It was professional sports that convinced America of the need to shut down and social distance. And it may be sports that will show us the way back — even if by demonstrating the wrong way to do it.

As the president continued to dismiss the threat of coronavirus in March, it was the NBA’s abrupt shutdown that got everyone’s attention, after Utah Jazz center Rudy Gobert tested positive for COVID-19. Within a matter of days, the NHL and Major League Baseball had ceased operations as well, leading many businesses to follow suit and governors all over the country to issue emergency orders.

Professional sports was hurting as much as any industry, and eager to resume play (without games, there’s no TV money, no merchandising, etc.) Baseball began negotiating with its players union to hold a short season. The NBA and NHL began work on plans to finish theirs and hold playoffs.

And here’s where things diverge — just as they have in states and regions.

Hockey and basketball opted for a “bubble” approach to resuming: All players and staff from the teams that would continue play would be brought to one or two sites, and hole up there, quarantined from outsiders. They’d be tested and retested before starting back, and tested daily throughout, the hope being that no one would break the quarantine and the virus would be held at bay. Both leagues began play this past weekend, so far without a single positive test. If there is one, though, it could shut everything down, as they’re all sharing space in a few hotels.

Baseball, with more teams and games to consider, gave up on the bubble approach, after initially planning to play all games in Arizona spring-training sites. Instead, the league slated a 60-game schedule in which the teams are on the honor system to quarantine and take appropriate measures. It reduced travel by arranging series geographically as much as possible, but otherwise, teams are traveling as they normally would.

That plan, it turns out, was doomed from the start. Within days of opening the season July 23, several Florida Marlins players managed to become infected, having broken quarantine during their first trip, to Atlanta; but that was just the start of what has become a terribly mismanaged episode. After the players tested positive, instead of removing them and postponing play, the team’s management let the players vote on whether to play against Philadelphia — without telling the Phillies. It’s worth mentioning that the players are getting paid on a prorated basis this season, essentially per game, so they had every incentive to opt to play.
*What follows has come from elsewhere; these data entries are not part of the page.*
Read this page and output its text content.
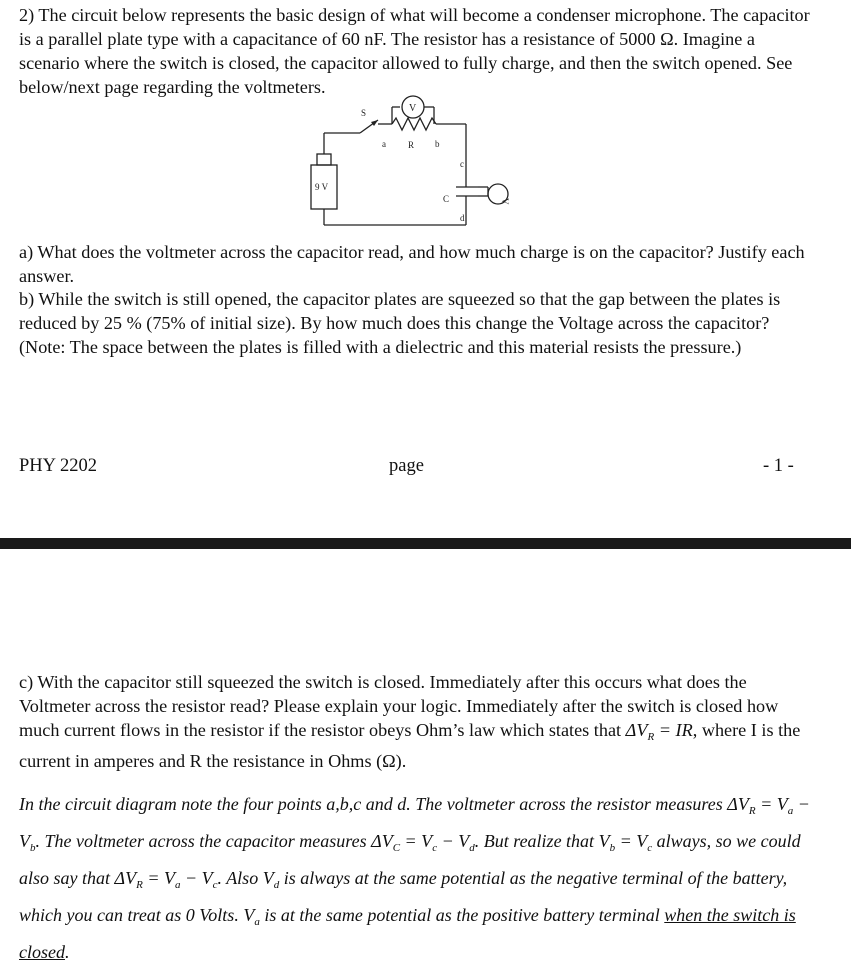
2) The circuit below represents the basic design of what will become a condenser microphone. The capacitor is a parallel plate type with a capacitance of 60 nF. The resistor has a resistance of 5000 Ω. Imagine a scenario where the switch is closed, the capacitor allowed to fully charge, and then the switch opened. See below/next page regarding the voltmeters.

S	V
a R b
c
C
d
9 V
V

a) What does the voltmeter across the capacitor read, and how much charge is on the capacitor? Justify each answer.

b) While the switch is still opened, the capacitor plates are squeezed so that the gap between the plates is reduced by 25 % (75% of initial size). By how much does this change the Voltage across the capacitor? (Note: The space between the plates is filled with a dielectric and this material resists the pressure.)

PHY 2202	page	- 1 -

c) With the capacitor still squeezed the switch is closed. Immediately after this occurs what does the Voltmeter across the resistor read? Please explain your logic. Immediately after the switch is closed how much current flows in the resistor if the resistor obeys Ohm’s law which states that $\Delta V_R$ = IR, where I is the current in amperes and R the resistance in Ohms (Ω).

In the circuit diagram note the four points a,b,c and d. The voltmeter across the resistor measures $\Delta V_R = V_a - V_b$. The voltmeter across the capacitor measures $\Delta V_C = V_c - V_d$. But realize that $V_b = V_c$ always, so we could also say that $\Delta V_R = V_a - V_c$. Also $V_d$ is always at the same potential as the negative terminal of the battery, which you can treat as 0 Volts. $V_a$ is at the same potential as the positive battery terminal when the switch is closed.
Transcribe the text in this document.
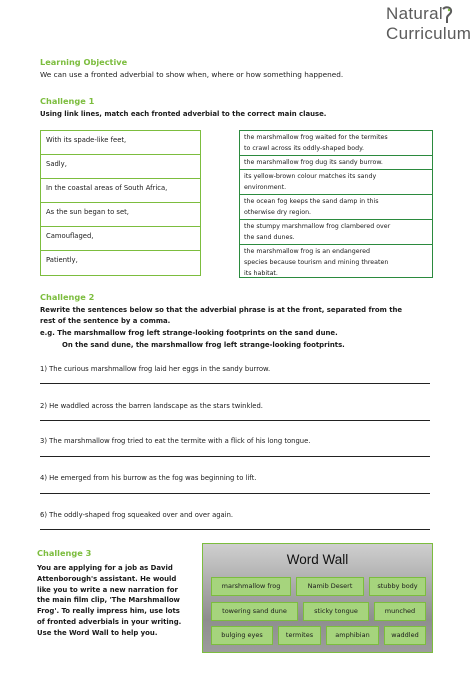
Natural
Curriculum
Learning Objective
We can use a fronted adverbial to show when, where or how something happened.
Challenge 1
Using link lines, match each fronted adverbial to the correct main clause.
With its spade-like feet,
Sadly,
In the coastal areas of South Africa,
As the sun began to set,
Camouflaged,
Patiently,
the marshmallow frog waited for the termites
to crawl across its oddly-shaped body.
the marshmallow frog dug its sandy burrow.
its yellow-brown colour matches its sandy
environment.
the ocean fog keeps the sand damp in this
otherwise dry region.
the stumpy marshmallow frog clambered over
the sand dunes.
the marshmallow frog is an endangered
species because tourism and mining threaten
its habitat.
Challenge 2
Rewrite the sentences below so that the adverbial phrase is at the front, separated from the
rest of the sentence by a comma.
e.g. The marshmallow frog left strange-looking footprints on the sand dune.
On the sand dune, the marshmallow frog left strange-looking footprints.
1) The curious marshmallow frog laid her eggs in the sandy burrow.
2) He waddled across the barren landscape as the stars twinkled.
3) The marshmallow frog tried to eat the termite with a flick of his long tongue.
4) He emerged from his burrow as the fog was beginning to lift.
6) The oddly-shaped frog squeaked over and over again.
Challenge 3
You are applying for a job as David
Attenborough's assistant. He would
like you to write a new narration for
the main film clip, 'The Marshmallow
Frog'. To really impress him, use lots
of fronted adverbials in your writing.
Use the Word Wall to help you.
Word Wall
marshmallow frog	Namib Desert	stubby body
towering sand dune	sticky tongue	munched
bulging eyes	termites	amphibian	waddled
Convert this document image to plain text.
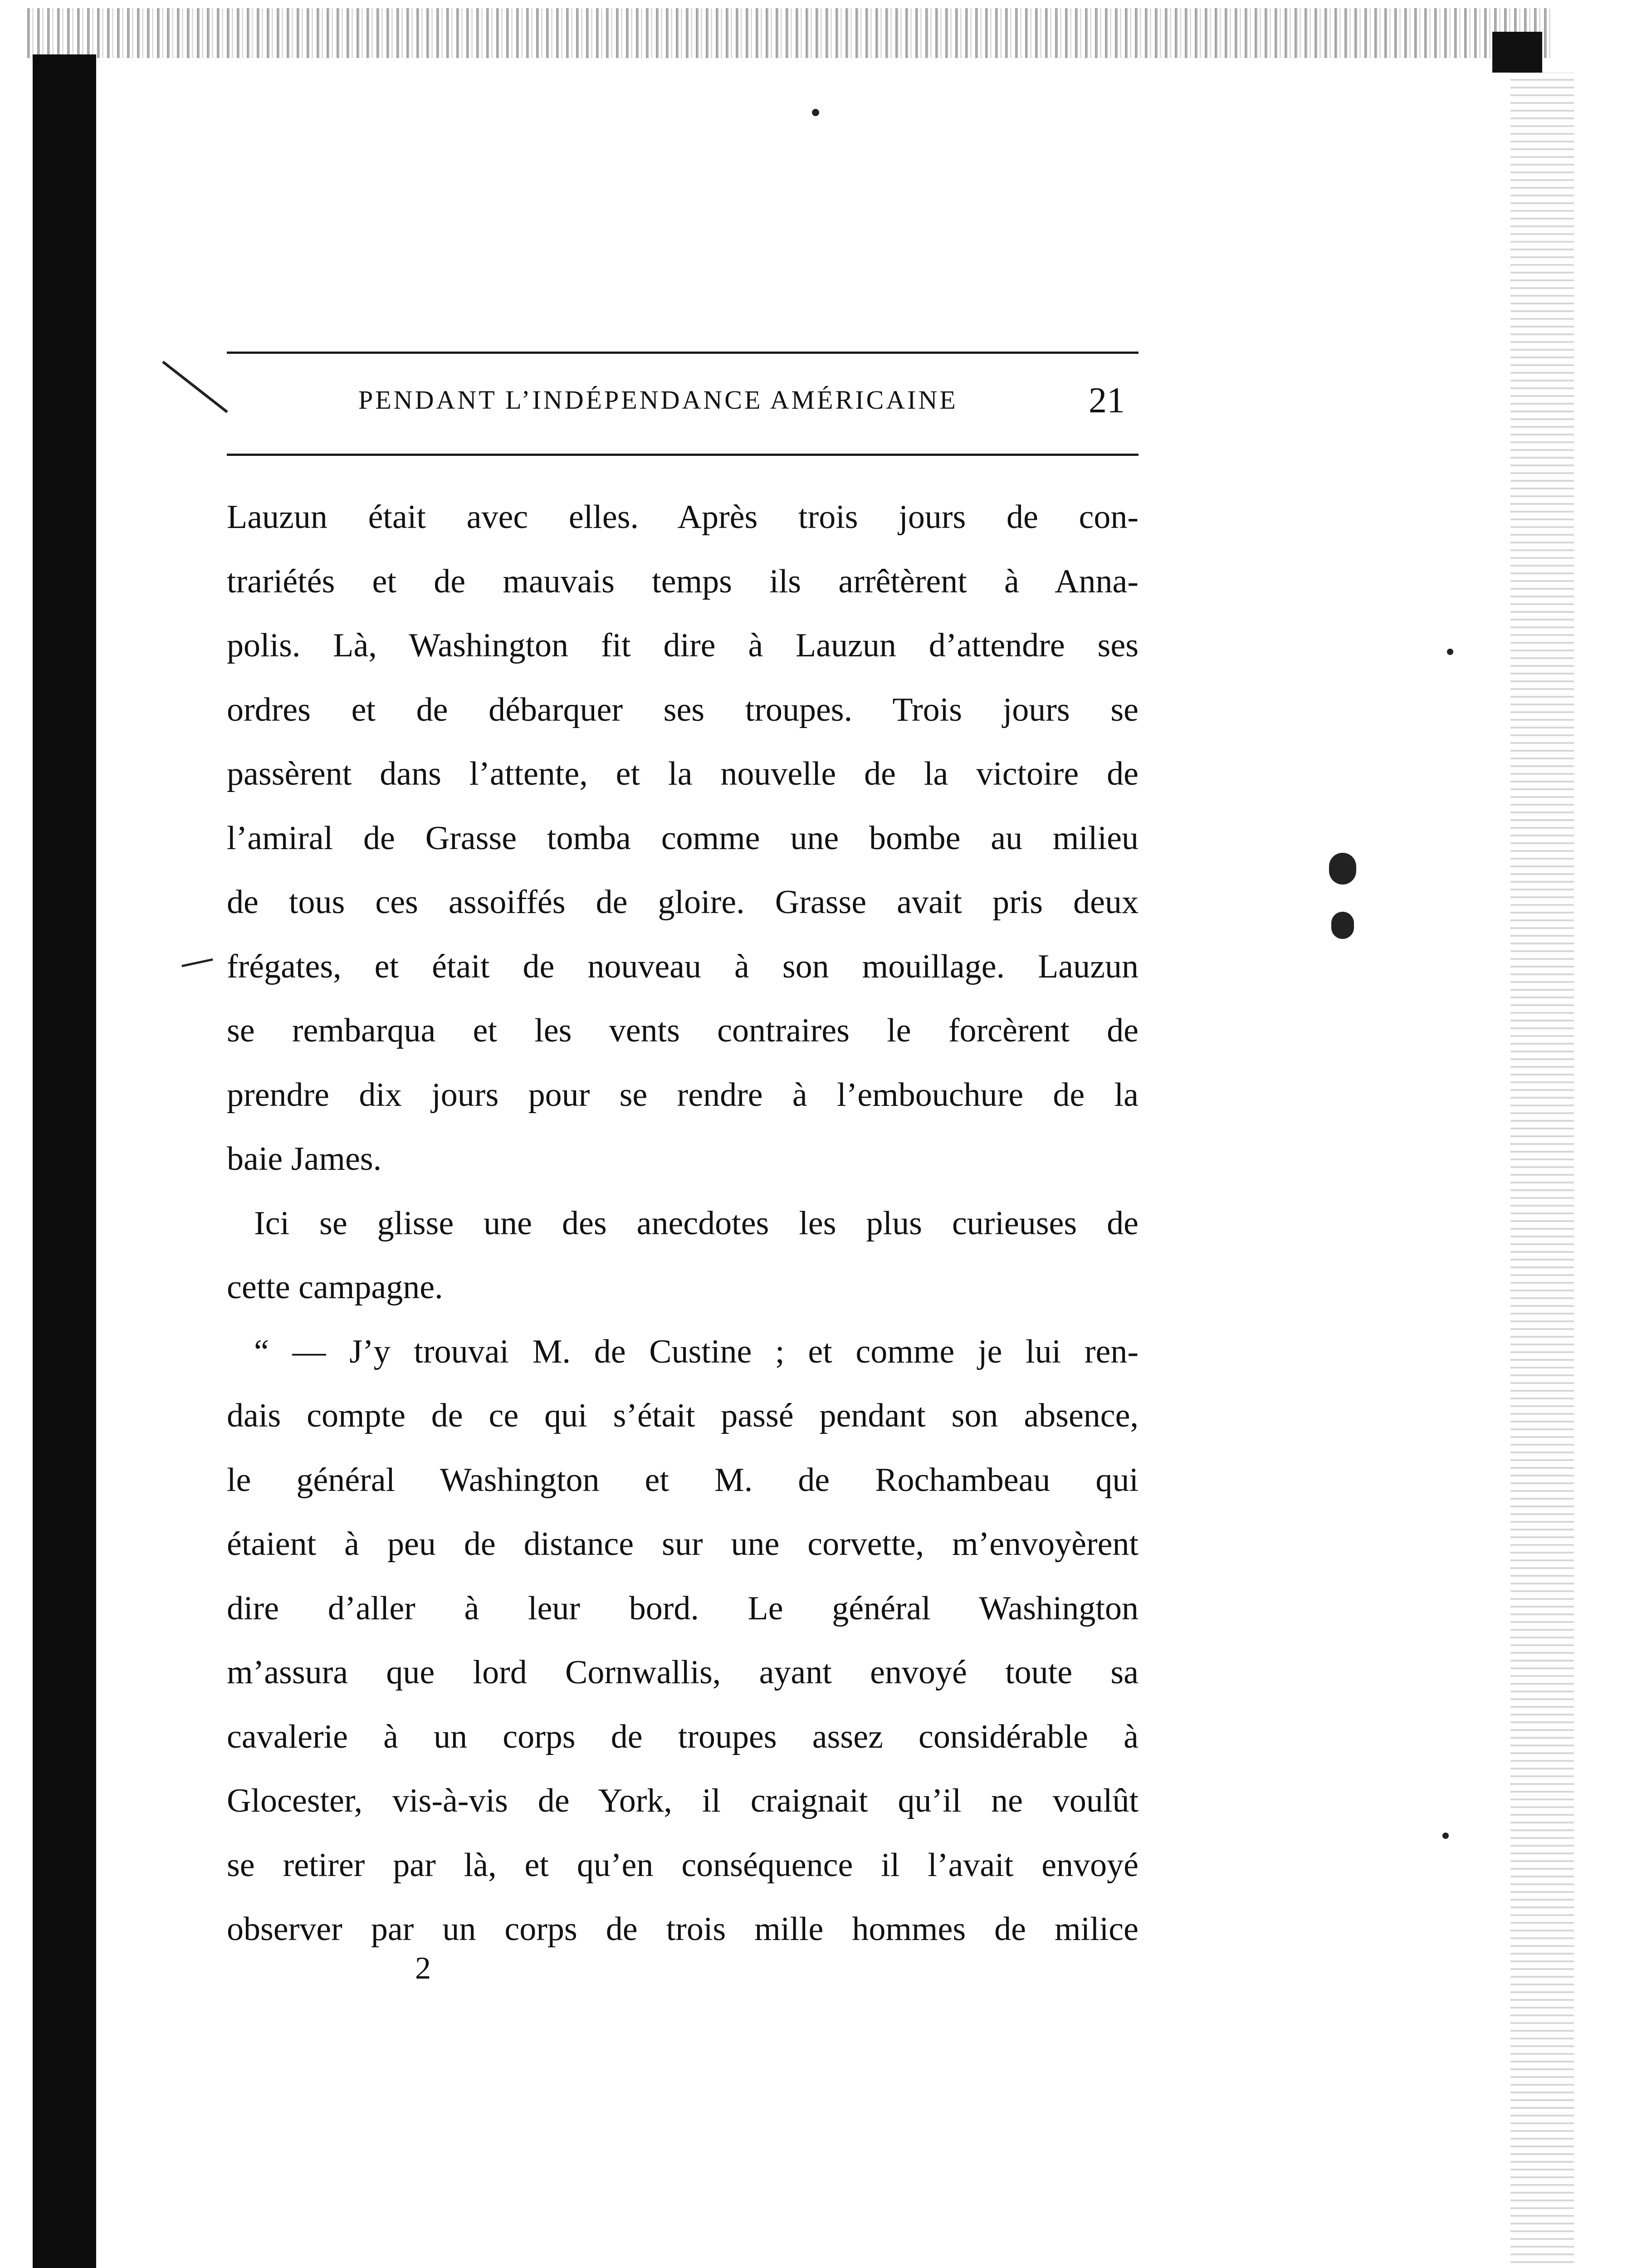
PENDANT L’INDÉPENDANCE AMÉRICAINE	21
Lauzun était avec elles. Après trois jours de con-
trariétés et de mauvais temps ils arrêtèrent à Anna-
polis. Là, Washington fit dire à Lauzun d’attendre ses
ordres et de débarquer ses troupes. Trois jours se
passèrent dans l’attente, et la nouvelle de la victoire de
l’amiral de Grasse tomba comme une bombe au milieu
de tous ces assoiffés de gloire. Grasse avait pris deux
frégates, et était de nouveau à son mouillage. Lauzun
se rembarqua et les vents contraires le forcèrent de
prendre dix jours pour se rendre à l’embouchure de la
baie James.
Ici se glisse une des anecdotes les plus curieuses de
cette campagne.
“ — J’y trouvai M. de Custine ; et comme je lui ren-
dais compte de ce qui s’était passé pendant son absence,
le général Washington et M. de Rochambeau qui
étaient à peu de distance sur une corvette, m’envoyèrent
dire d’aller à leur bord. Le général Washington
m’assura que lord Cornwallis, ayant envoyé toute sa
cavalerie à un corps de troupes assez considérable à
Glocester, vis-à-vis de York, il craignait qu’il ne voulût
se retirer par là, et qu’en conséquence il l’avait envoyé
observer par un corps de trois mille hommes de milice
2
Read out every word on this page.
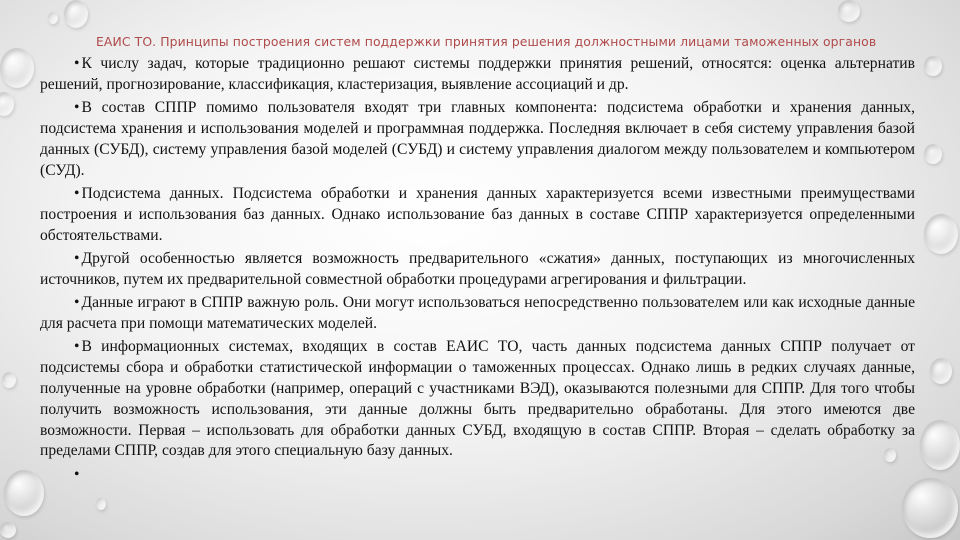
ЕАИС ТО. Принципы построения систем поддержки принятия решения должностными лицами таможенных органов

• К числу задач, которые традиционно решают системы поддержки принятия решений, относятся: оценка альтернатив решений, прогнозирование, классификация, кластеризация, выявление ассоциаций и др.

• В состав СППР помимо пользователя входят три главных компонента: подсистема обработки и хранения данных, подсистема хранения и использования моделей и программная поддержка. Последняя включает в себя систему управления базой данных (СУБД), систему управления базой моделей (СУБД) и систему управления диалогом между пользователем и компьютером (СУД).

• Подсистема данных. Подсистема обработки и хранения данных характеризуется всеми известными преимуществами построения и использования баз данных. Однако использование баз данных в составе СППР характеризуется определенными обстоятельствами.

• Другой особенностью является возможность предварительного «сжатия» данных, поступающих из многочисленных источников, путем их предварительной совместной обработки процедурами агрегирования и фильтрации.

• Данные играют в СППР важную роль. Они могут использоваться непосредственно пользователем или как исходные данные для расчета при помощи математических моделей.

• В информационных системах, входящих в состав ЕАИС ТО, часть данных подсистема данных СППР получает от подсистемы сбора и обработки статистической информации о таможенных процессах. Однако лишь в редких случаях данные, полученные на уровне обработки (например, операций с участниками ВЭД), оказываются полезными для СППР. Для того чтобы получить возможность использования, эти данные должны быть предварительно обработаны. Для этого имеются две возможности. Первая – использовать для обработки данных СУБД, входящую в состав СППР. Вторая – сделать обработку за пределами СППР, создав для этого специальную базу данных.

•
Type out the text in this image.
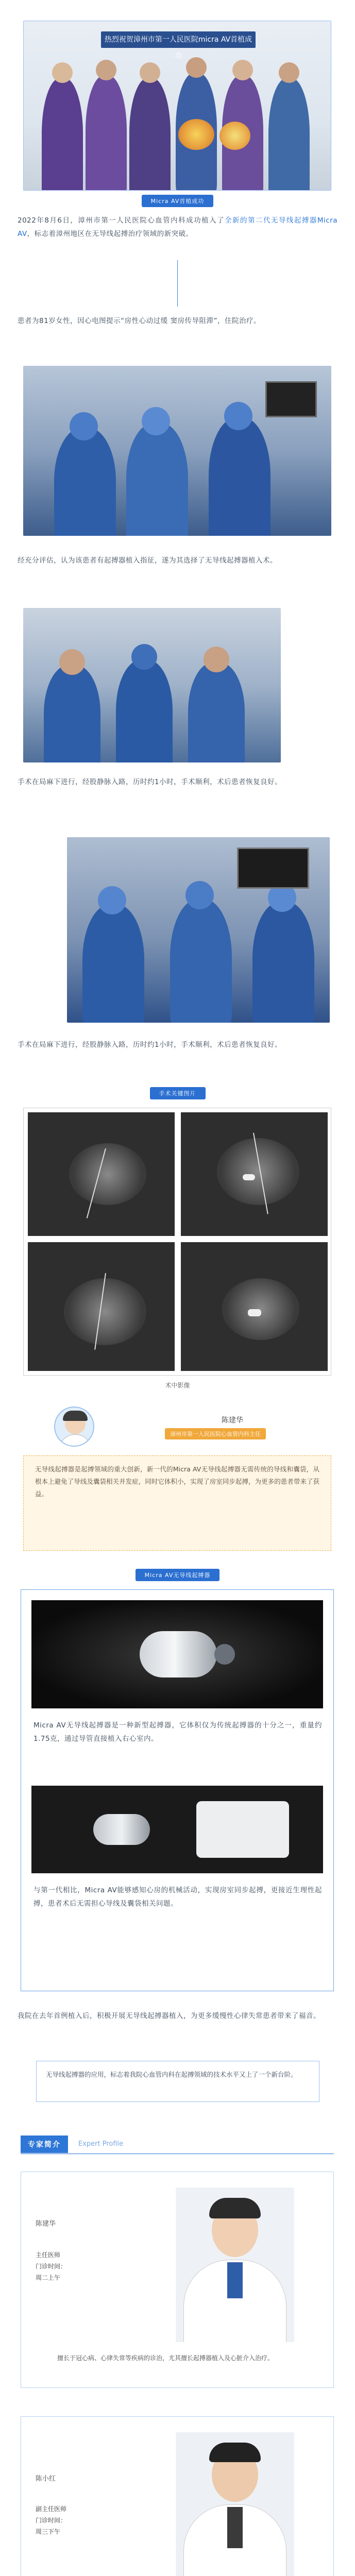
热烈祝贺漳州市第一人民医院micra AV首植成功
Micra AV首植成功
2022年8月6日，漳州市第一人民医院心血管内科成功植入了全新的第二代无导线起搏器Micra AV，标志着漳州地区在无导线起搏治疗领域的新突破。
患者为81岁女性，因心电图提示“房性心动过缓 窦房传导阻滞”，住院治疗。
经充分评估，认为该患者有起搏器植入指征，遂为其选择了无导线起搏器植入术。
手术在局麻下进行，经股静脉入路，历时约1小时，手术顺利，术后患者恢复良好。
手术在局麻下进行，经股静脉入路，历时约1小时，手术顺利，术后患者恢复良好。
手术关键图片
术中影像
陈建华
漳州市第一人民医院心血管内科主任
无导线起搏器是起搏领域的重大创新，新一代的Micra AV无导线起搏器无需传统的导线和囊袋，从根本上避免了导线及囊袋相关并发症，同时它体积小，实现了房室同步起搏，为更多的患者带来了获益。
Micra AV无导线起搏器
Micra AV无导线起搏器是一种新型起搏器，它体积仅为传统起搏器的十分之一，重量约1.75克，通过导管直接植入右心室内。
与第一代相比，Micra AV能够感知心房的机械活动，实现房室同步起搏，更接近生理性起搏，患者术后无需担心导线及囊袋相关问题。
我院在去年首例植入后，积极开展无导线起搏器植入，为更多缓慢性心律失常患者带来了福音。
无导线起搏器的应用，标志着我院心血管内科在起搏领域的技术水平又上了一个新台阶。
专家简介	Expert Profile
陈建华
主任医师
门诊时间：
周二上午
擅长于冠心病、心律失常等疾病的诊治，尤其擅长起搏器植入及心脏介入治疗。
陈小红
副主任医师
门诊时间：
周三下午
Thus far, 18 players and two coaches on the Marlins have tested positive, and their games have been on hold for a week. Two Phillies staffers tested positive and that team was also sidelined for testing for a time. This past Friday, it was announced two St. Louis players and several team staff tested positive. Several Cardinals’ games with Milwaukee were postponed.

At this point, MLB Commissioner Rob Manfred, who has handled the entire pandemic poorly, began blaming the players. He said Saturday the season could be endangered if players don’t “take the virus more seriously.” To which we’d say: Same to you, fella. Baseball’s owners and players spent the spring negotiating money instead of devising a workable plan for resuming play.

One player who no doubt is taking it very seriously is Red Sox ace Eduardo Rodriguez, who tested positive for COVID-19 in July before the season began. He “recovered,” except that the 23-year-old professional athlete now has a heart issue that’s sidelined him for at least the rest of this year. So much for the idea this is only dangerous for the elderly.

At this point it seems the sport whose return we were lauding two weeks ago is on the brink of disaster.

Meanwhile, football is getting ready to start practices. The NFL, like baseball, plans to let teams take charge of their own destinies, and even plans, at this point, to allow some fans to attend games. Already, a number of players have opted to skip the season. Management ought to be paying close attention to the missteps baseball’s enduring, because a bubble approach would require a lot more stadiums than hockey and basketball need for their limited playoff runs. And things could get worse in the nation overall before the NFL season starts.

Colleges ought not to be even entertaining playing football games this season. We’ve no doubt the players would want to play, but in any case, they’re not making the decisions; college presidents, conferences and the NCAA — all of whom benefit greatly financially from the games but aren’t putting themselves at risk — are the decision makers. That seems a poor recipe for a thoughtful outcome.

We were excited to get sports back, as they provide a welcome distraction from hard times. But not at any cost. If the games can’t be conducted safely, they ought to be shut down.